My boots pound dirt.
My pulse is steady.
My mind is not.
I cross the fence line at a gap and spot the corn dog cart parked crooked, abandoned like someone dropped it and ran. A teen employee stands there, shaking, staring at the ground like it betrayed him.
“Where is she?” I roar.
The kid points, eyes wide. “They— they went that way?—”
I don’t wait.
I follow the line of disturbance like it’s a neon sign.
Grass flattened. Dirt scuffed. A clear skid where boots dragged.

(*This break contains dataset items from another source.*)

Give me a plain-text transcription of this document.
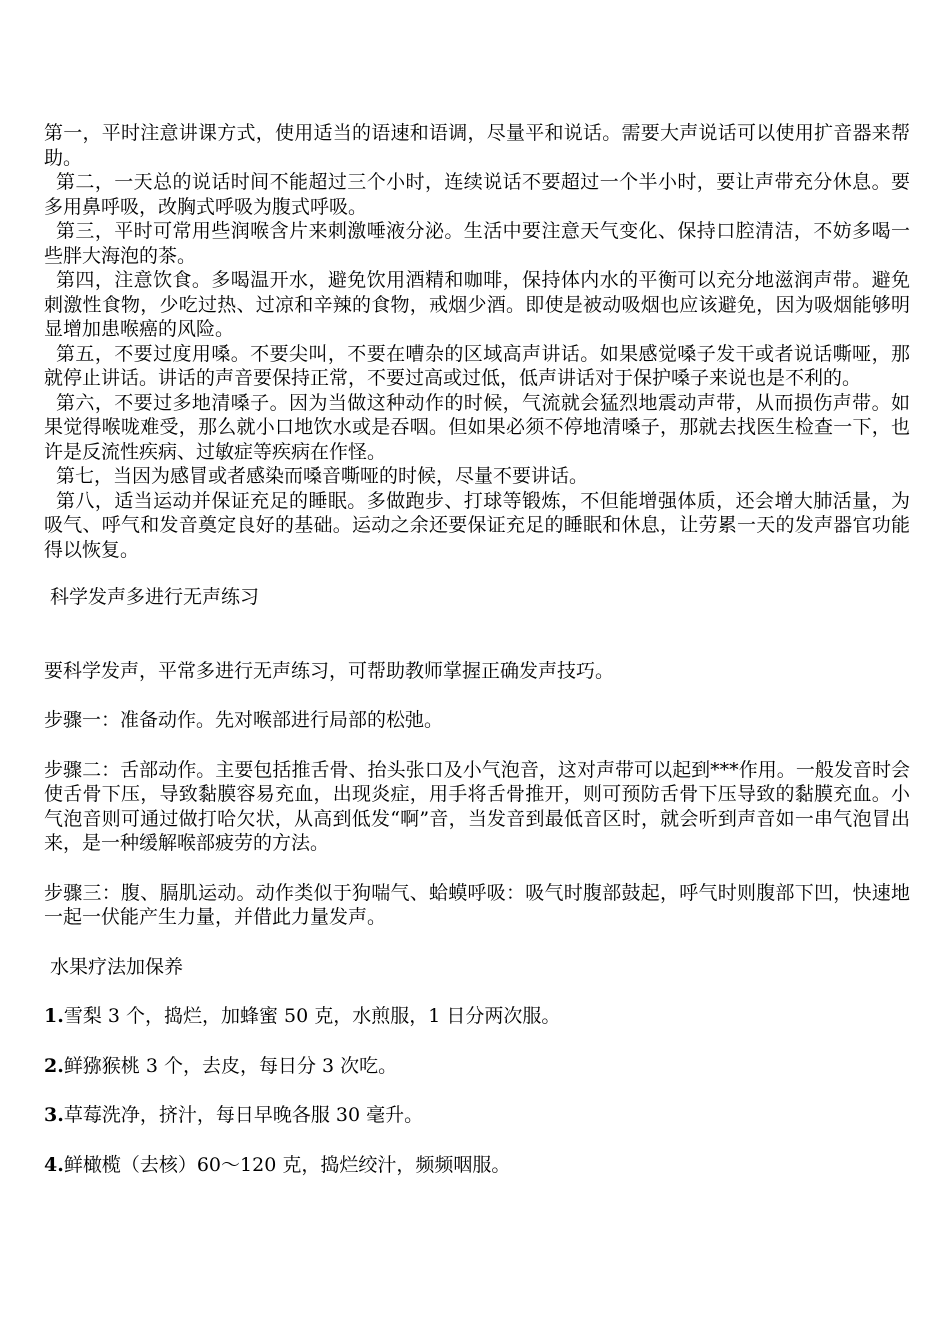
第一，平时注意讲课方式，使用适当的语速和语调，尽量平和说话。需要大声说话可以使用扩音器来帮助。

第二，一天总的说话时间不能超过三个小时，连续说话不要超过一个半小时，要让声带充分休息。要多用鼻呼吸，改胸式呼吸为腹式呼吸。

第三，平时可常用些润喉含片来刺激唾液分泌。生活中要注意天气变化、保持口腔清洁，不妨多喝一些胖大海泡的茶。

第四，注意饮食。多喝温开水，避免饮用酒精和咖啡，保持体内水的平衡可以充分地滋润声带。避免刺激性食物，少吃过热、过凉和辛辣的食物，戒烟少酒。即使是被动吸烟也应该避免，因为吸烟能够明显增加患喉癌的风险。

第五，不要过度用嗓。不要尖叫，不要在嘈杂的区域高声讲话。如果感觉嗓子发干或者说话嘶哑，那就停止讲话。讲话的声音要保持正常，不要过高或过低，低声讲话对于保护嗓子来说也是不利的。

第六，不要过多地清嗓子。因为当做这种动作的时候，气流就会猛烈地震动声带，从而损伤声带。如果觉得喉咙难受，那么就小口地饮水或是吞咽。但如果必须不停地清嗓子，那就去找医生检查一下，也许是反流性疾病、过敏症等疾病在作怪。

第七，当因为感冒或者感染而嗓音嘶哑的时候，尽量不要讲话。

第八，适当运动并保证充足的睡眠。多做跑步、打球等锻炼，不但能增强体质，还会增大肺活量，为吸气、呼气和发音奠定良好的基础。运动之余还要保证充足的睡眠和休息，让劳累一天的发声器官功能得以恢复。

科学发声多进行无声练习

要科学发声，平常多进行无声练习，可帮助教师掌握正确发声技巧。

步骤一：准备动作。先对喉部进行局部的松弛。

步骤二：舌部动作。主要包括推舌骨、抬头张口及小气泡音，这对声带可以起到***作用。一般发音时会使舌骨下压，导致黏膜容易充血，出现炎症，用手将舌骨推开，则可预防舌骨下压导致的黏膜充血。小气泡音则可通过做打哈欠状，从高到低发“啊”音，当发音到最低音区时，就会听到声音如一串气泡冒出来，是一种缓解喉部疲劳的方法。

步骤三：腹、膈肌运动。动作类似于狗喘气、蛤蟆呼吸：吸气时腹部鼓起，呼气时则腹部下凹，快速地一起一伏能产生力量，并借此力量发声。

水果疗法加保养

1.雪梨 3 个，捣烂，加蜂蜜 50 克，水煎服，1 日分两次服。

2.鲜猕猴桃 3 个，去皮，每日分 3 次吃。

3.草莓洗净，挤汁，每日早晚各服 30 毫升。

4.鲜橄榄（去核）60～120 克，捣烂绞汁，频频咽服。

Something shiny in the sunlight?—
Her walkie.
My throat closes.
I grab it, thumb the button. “Laney—Laney, respond.”
Static.
No voice.
No laugh.
No sharp “I’m fine, stop being dramatic.”
Nothing.
My vision narrows to a ruthless tunnel.
I scan again. Tire tracks cut across the pasture near the tree line. Fresh. Deep. The kind you make when you’re in a hurry and you don’t care who notices. The tracks angle toward the service road. The same goddamn service road that truck used the other night.

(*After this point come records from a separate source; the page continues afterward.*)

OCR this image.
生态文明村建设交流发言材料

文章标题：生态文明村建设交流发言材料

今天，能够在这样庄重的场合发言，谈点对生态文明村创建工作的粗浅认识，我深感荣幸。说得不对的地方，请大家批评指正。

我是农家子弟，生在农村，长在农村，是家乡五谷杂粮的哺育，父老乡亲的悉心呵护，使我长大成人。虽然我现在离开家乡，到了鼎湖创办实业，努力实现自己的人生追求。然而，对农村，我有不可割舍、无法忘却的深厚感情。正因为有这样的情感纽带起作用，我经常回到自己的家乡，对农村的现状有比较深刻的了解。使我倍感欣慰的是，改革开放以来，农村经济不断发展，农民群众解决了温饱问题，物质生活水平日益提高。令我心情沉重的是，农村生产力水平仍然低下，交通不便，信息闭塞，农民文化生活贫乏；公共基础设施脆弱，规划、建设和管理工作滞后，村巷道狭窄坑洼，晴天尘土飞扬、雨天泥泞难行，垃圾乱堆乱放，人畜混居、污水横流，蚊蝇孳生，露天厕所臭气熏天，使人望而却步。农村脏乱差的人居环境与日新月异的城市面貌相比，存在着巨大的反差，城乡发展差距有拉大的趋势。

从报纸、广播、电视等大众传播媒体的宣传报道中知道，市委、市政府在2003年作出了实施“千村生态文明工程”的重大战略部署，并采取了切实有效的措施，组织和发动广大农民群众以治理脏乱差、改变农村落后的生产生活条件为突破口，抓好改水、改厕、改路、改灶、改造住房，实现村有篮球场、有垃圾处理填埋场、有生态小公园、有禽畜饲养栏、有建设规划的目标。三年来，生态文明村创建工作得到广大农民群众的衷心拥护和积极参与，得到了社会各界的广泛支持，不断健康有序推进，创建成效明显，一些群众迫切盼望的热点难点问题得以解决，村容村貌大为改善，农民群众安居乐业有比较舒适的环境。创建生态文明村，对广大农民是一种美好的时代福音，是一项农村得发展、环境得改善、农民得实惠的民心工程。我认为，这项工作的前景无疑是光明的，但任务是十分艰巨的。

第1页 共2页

I drop to a knee and run my fingers through the dirt. Still loose. Still warm from recent compression.
Minutes.
We’re talking minutes.
I stand so fast the world tilts for half a second.
I call Gray back.
He answers immediately. “Report.”
“She’s gone,” I say. The words taste like metal. “Confirm abduction. I’ve got fresh scuffle marks and tire tracks heading to the back service road. I need a team. Now.”

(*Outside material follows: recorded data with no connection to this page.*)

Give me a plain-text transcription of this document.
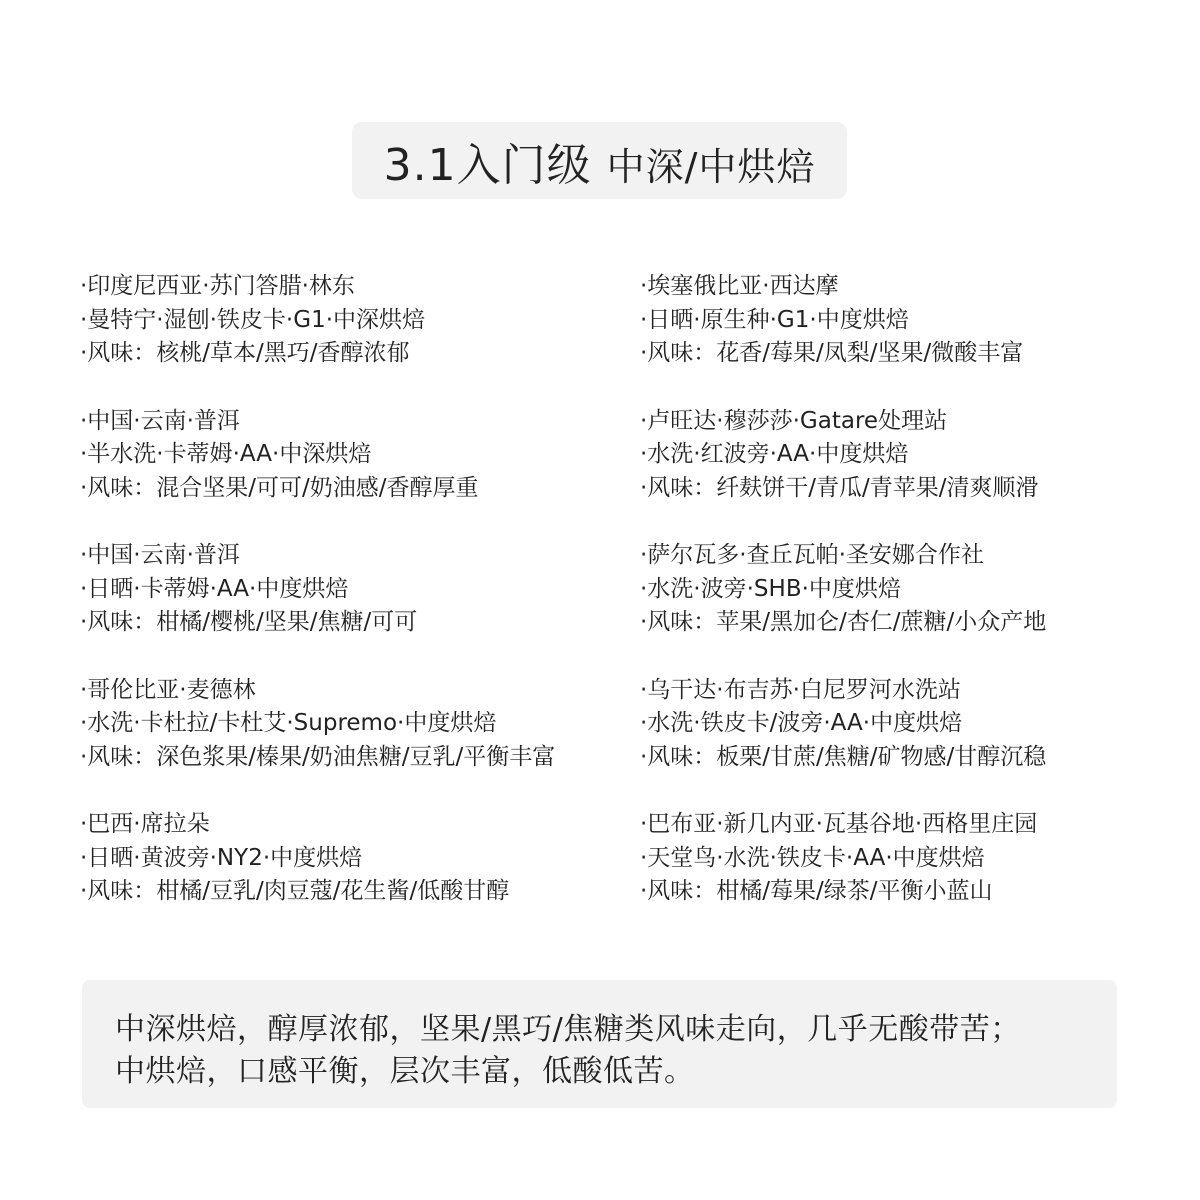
3.1入门级 中深/中烘焙
·印度尼西亚·苏门答腊·林东
·曼特宁·湿刨·铁皮卡·G1·中深烘焙
·风味：核桃/草本/黑巧/香醇浓郁
·中国·云南·普洱
·半水洗·卡蒂姆·AA·中深烘焙
·风味：混合坚果/可可/奶油感/香醇厚重
·中国·云南·普洱
·日晒·卡蒂姆·AA·中度烘焙
·风味：柑橘/樱桃/坚果/焦糖/可可
·哥伦比亚·麦德林
·水洗·卡杜拉/卡杜艾·Supremo·中度烘焙
·风味：深色浆果/榛果/奶油焦糖/豆乳/平衡丰富
·巴西·席拉朵
·日晒·黄波旁·NY2·中度烘焙
·风味：柑橘/豆乳/肉豆蔻/花生酱/低酸甘醇
·埃塞俄比亚·西达摩
·日晒·原生种·G1·中度烘焙
·风味：花香/莓果/凤梨/坚果/微酸丰富
·卢旺达·穆莎莎·Gatare处理站
·水洗·红波旁·AA·中度烘焙
·风味：纤麸饼干/青瓜/青苹果/清爽顺滑
·萨尔瓦多·查丘瓦帕·圣安娜合作社
·水洗·波旁·SHB·中度烘焙
·风味：苹果/黑加仑/杏仁/蔗糖/小众产地
·乌干达·布吉苏·白尼罗河水洗站
·水洗·铁皮卡/波旁·AA·中度烘焙
·风味：板栗/甘蔗/焦糖/矿物感/甘醇沉稳
·巴布亚·新几内亚·瓦基谷地·西格里庄园
·天堂鸟·水洗·铁皮卡·AA·中度烘焙
·风味：柑橘/莓果/绿茶/平衡小蓝山
中深烘焙，醇厚浓郁，坚果/黑巧/焦糖类风味走向，几乎无酸带苦；
中烘焙，口感平衡，层次丰富，低酸低苦。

Gray doesn’t ask questions he doesn’t need answers to. “Any ID on the suspect?”
I glance toward the teen by the cart and motion him over with two fingers.
“Describe him,” I demand.
The kid swallows hard. “Nice shirt. Like… pressed. Fancy boots. Expensive hat. Smelled like cologne. He was— he was real calm when he threatened me. Like he didn’t care.”